A 2011 study found that shifts in the African easterly jet stream and African easterly waves accompanied the northward migration of the Sahel rainband. That’s when Somalia really started to get into trouble with the 2011 East Africa drought.
Paleo-climate studies show that Sahel region of Africa has long experienced a series of historic droughts, dating back to at least the 17th century.
There were severe North African droughts recorded in the 1910s, the 1940s, and the 1960s, 1970s and 1980s, although a partial recovery occurred from 1975-80. The most recent drought before this one occurred in 2011-2012. Further, there is evidence of past droughts recorded in Ghanaian lake sediments suggest that multi-decadal megadroughts were common in West Africa over the past 3,000 years and that several droughts lasted far longer and were far more severe.
A study published in the journal Science in April 2009 suggested some very long droughts in the region, during the period known as the Little Ice Age:
The most recent of these [multicentury droughts] occurred between 1400 and 1750 CE (550 to 200 yr B.P.), similar in timing to the Little Ice Age (LIA, 1400 to 1850 CE), a well-known interval when Northern Hemisphere temperatures were cooler than at present. In contrast with earlier studies, which reconstructed wetter conditions in East Africa during this period, evidence from Lake Bosumtwi supports more recent studies suggesting that this interval was dry. Evidence for LIA drought is not restricted to Africa, however. Records from throughout the tropics, including the western Pacific warm pool, the Arabian Sea, continental Asia, and tropical South America all show evidence for dry conditions during this time period.
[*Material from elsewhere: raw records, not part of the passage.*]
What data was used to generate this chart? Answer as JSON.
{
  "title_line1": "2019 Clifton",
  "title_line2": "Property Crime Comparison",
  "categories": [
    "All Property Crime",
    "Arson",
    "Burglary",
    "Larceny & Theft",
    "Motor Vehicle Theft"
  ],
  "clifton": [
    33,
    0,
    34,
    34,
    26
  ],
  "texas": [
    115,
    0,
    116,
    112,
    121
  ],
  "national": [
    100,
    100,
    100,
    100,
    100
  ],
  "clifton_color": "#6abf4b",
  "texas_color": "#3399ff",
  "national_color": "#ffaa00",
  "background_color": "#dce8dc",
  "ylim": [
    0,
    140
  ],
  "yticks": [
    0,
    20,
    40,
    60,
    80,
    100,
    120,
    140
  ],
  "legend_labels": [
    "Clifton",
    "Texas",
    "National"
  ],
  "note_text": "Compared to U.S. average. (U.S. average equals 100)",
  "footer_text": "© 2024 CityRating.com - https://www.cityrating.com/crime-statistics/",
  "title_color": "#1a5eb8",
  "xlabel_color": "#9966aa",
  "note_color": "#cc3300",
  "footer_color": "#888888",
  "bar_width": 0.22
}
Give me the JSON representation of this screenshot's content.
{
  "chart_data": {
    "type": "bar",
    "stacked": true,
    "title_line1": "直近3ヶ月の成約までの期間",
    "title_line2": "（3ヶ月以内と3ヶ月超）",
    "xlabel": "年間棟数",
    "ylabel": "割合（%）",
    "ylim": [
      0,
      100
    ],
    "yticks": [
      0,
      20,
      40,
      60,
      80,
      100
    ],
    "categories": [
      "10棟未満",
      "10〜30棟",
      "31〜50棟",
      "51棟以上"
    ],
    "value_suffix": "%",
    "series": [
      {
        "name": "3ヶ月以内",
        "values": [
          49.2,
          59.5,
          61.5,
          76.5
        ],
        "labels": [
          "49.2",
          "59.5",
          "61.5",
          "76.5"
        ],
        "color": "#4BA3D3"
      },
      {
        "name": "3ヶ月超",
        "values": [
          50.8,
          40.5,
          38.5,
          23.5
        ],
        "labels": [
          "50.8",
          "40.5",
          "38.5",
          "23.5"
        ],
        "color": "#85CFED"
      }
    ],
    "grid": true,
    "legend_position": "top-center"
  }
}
More recently, the Figure 2 graph shows rainfall data for the Sahel band and illustrates the high rainfall variability in the last 120 years.
In short, drought in the Sahel band in North Africa is a normal and regular occurrence that happened long before man-made climate change was ever an issue.
Tellingly, since the 1980s, summer rainfall in the Sahel has been increasing; this has been associated with an increase in vegetation, forming what has been called a ‘greening’ of the Sahel. The observed increase in rainfall is accounted for by enhancements in the African easterly jet, which is known to induce wet anomalies.
Further evidence supporting the case that internal conflict and Somalia’s political fragmentation is behind rise in hunger in Somalia is the fact that Ethiopia and Kenya, the two north-east African countries which border Somalia, have also been effected by a regionwide drought in recent years. Yet of those three countries, over the last 30 year period of climate change, only Somalia has experienced declining food production. Data from the U.N. Food and Agriculture Organization (FAO) show a substantial increase in cereal crop production in Ethiopia and Kenya over the past three decades, but just the opposite in Somalia which has suffered under a civil war since 1988. FAO data show that:
- Cereal crop production in Ethiopia increased by more than 470 percent between 1993 (the first year records were reported for Ethiopia) and 2020;
- Cereal crop production in Kenya grew by more than 70 percent between 1990 and 2020;
- By contrast, cereal crop production in Somalia fell by approximately 70 percent than between 1990 and 2020. (see the figure below)
Unfortunately media outlets like CBS News rarely bother to do actual research when they run stories about the impacts of climate change. They ignore historic weather patterns and evidence showing that weather patterns occurring today have happened before and have been regular occurrences throughout history. To acknowledge that would be to undermine the false narrative being spun that present weather conditions, and the tragic events and deaths that sometimes result from them, are unprecedented and are a result of you and your children’s use of fossil fuels for energy.
Shame on CBS News for using dead Somali children as props to spread unjustified climate alarm.